If $B$ is an upper bound of $S$, then $\beta \leq B.$ 
Now assume that $B < \beta.$
If $B < \beta, \exists x$ such that $B < x < \beta$.  But then $x < \beta$ and $B<x$, contradicing the assumption that $B$ is an upper bound of $S$, thus proving that $\sup(-\infty, \beta) = \beta$.  
Q.E.D. 
This proof does not make much sense to me, so I am asking for a clarification.  If this prove is indeed wrong, I would appreciate if it someone could provide me with a clear and concise way of proving this. 
Thank you so much!
 A: The proof is correct. You are using the fact that for any two distinct elements of $\mathbb{R},$ say $x, y \in \mathbb{R}$ with $x < y,$ there exists $z \in \mathbb{R}$ such that $x < z < y.$ This tells you that since $B < \beta$ you have this element $x$ such that $B < x < \beta.$ Hence, $x \in (-\infty, \beta)$ as $x < \beta.$ Thus, $B$ cannot be an upper bound as there is some element within the set, $x,$ such that $B < x.$ Hope this helps.

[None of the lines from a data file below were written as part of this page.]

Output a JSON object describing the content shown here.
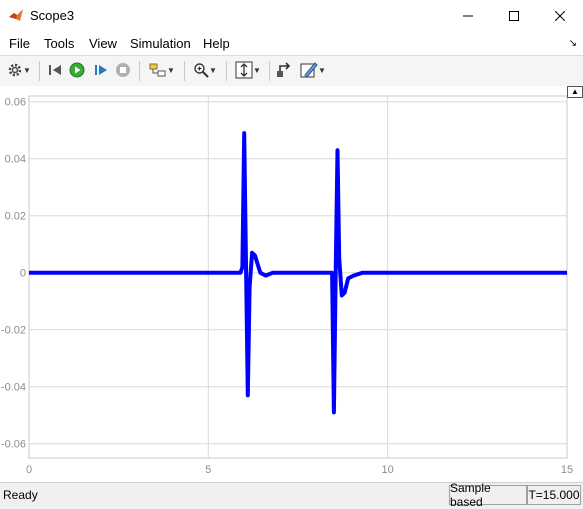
{
  "window": {
    "title": "Scope3",
    "icon": "matlab-icon"
  },
  "menu": {
    "items": [
      "File",
      "Tools",
      "View",
      "Simulation",
      "Help"
    ]
  },
  "toolbar": {
    "icons": [
      "gear-icon",
      "step-back-icon",
      "run-icon",
      "step-forward-icon",
      "stop-icon",
      "signal-select-icon",
      "zoom-in-icon",
      "autoscale-icon",
      "highlight-block-icon",
      "style-icon"
    ]
  },
  "status": {
    "text": "Ready",
    "mode": "Sample based",
    "time": "T=15.000"
  },
  "colors": {
    "trace": "#0000ff",
    "grid": "#d9d9d9",
    "axes_text": "#8c8c8c"
  },
  "chart_data": {
    "type": "line",
    "xlim": [
      0,
      15
    ],
    "ylim": [
      -0.065,
      0.062
    ],
    "x_ticks": [
      0,
      5,
      10,
      15
    ],
    "x_tick_labels": [
      "0",
      "5",
      "10",
      "15"
    ],
    "y_ticks": [
      0.06,
      0.04,
      0.02,
      0,
      -0.02,
      -0.04,
      -0.06
    ],
    "y_tick_labels": [
      "0.06",
      "0.04",
      "0.02",
      "0",
      "-0.02",
      "-0.04",
      "-0.06"
    ],
    "grid": true,
    "series": [
      {
        "x": [
          0,
          5.9,
          5.95,
          6.0,
          6.1,
          6.15,
          6.22,
          6.3,
          6.45,
          6.6,
          6.8,
          8.3,
          8.45,
          8.5,
          8.55,
          8.6,
          8.65,
          8.72,
          8.8,
          8.9,
          9.05,
          9.3,
          15
        ],
        "y": [
          0,
          0,
          0.002,
          0.049,
          -0.043,
          -0.005,
          0.007,
          0.006,
          0.0,
          -0.001,
          0,
          0,
          0.0,
          -0.049,
          0.0,
          0.043,
          0.005,
          -0.008,
          -0.007,
          -0.002,
          -0.001,
          0,
          0
        ]
      }
    ]
  }
}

A: Let $S=\{x\in\mathbb{R}:x<\beta\}$. You've already shown (1): $\beta$ is an upper bound of $S$.
You want to show (2): $\forall B,B\ \text{is an upper bound of}\ S\implies \beta\le B$.
The proof is by contradiction:  

Suppose (2) is false, then there is some upper bound $B$ of $S$ with $\beta\not\le B$, i.e. $B<\beta$. Clearly $B\in S$. We use that fact that between any two reals $c$ and $d$ is a real $e$ s.t. $c<e<d$, so in particular there is a real $e$ s.t. $B<e<\beta$. But then $e<\beta$ so $e\in S$, and $B<e$, i.e. $B$ is not an upper bound of $S$, contradiction.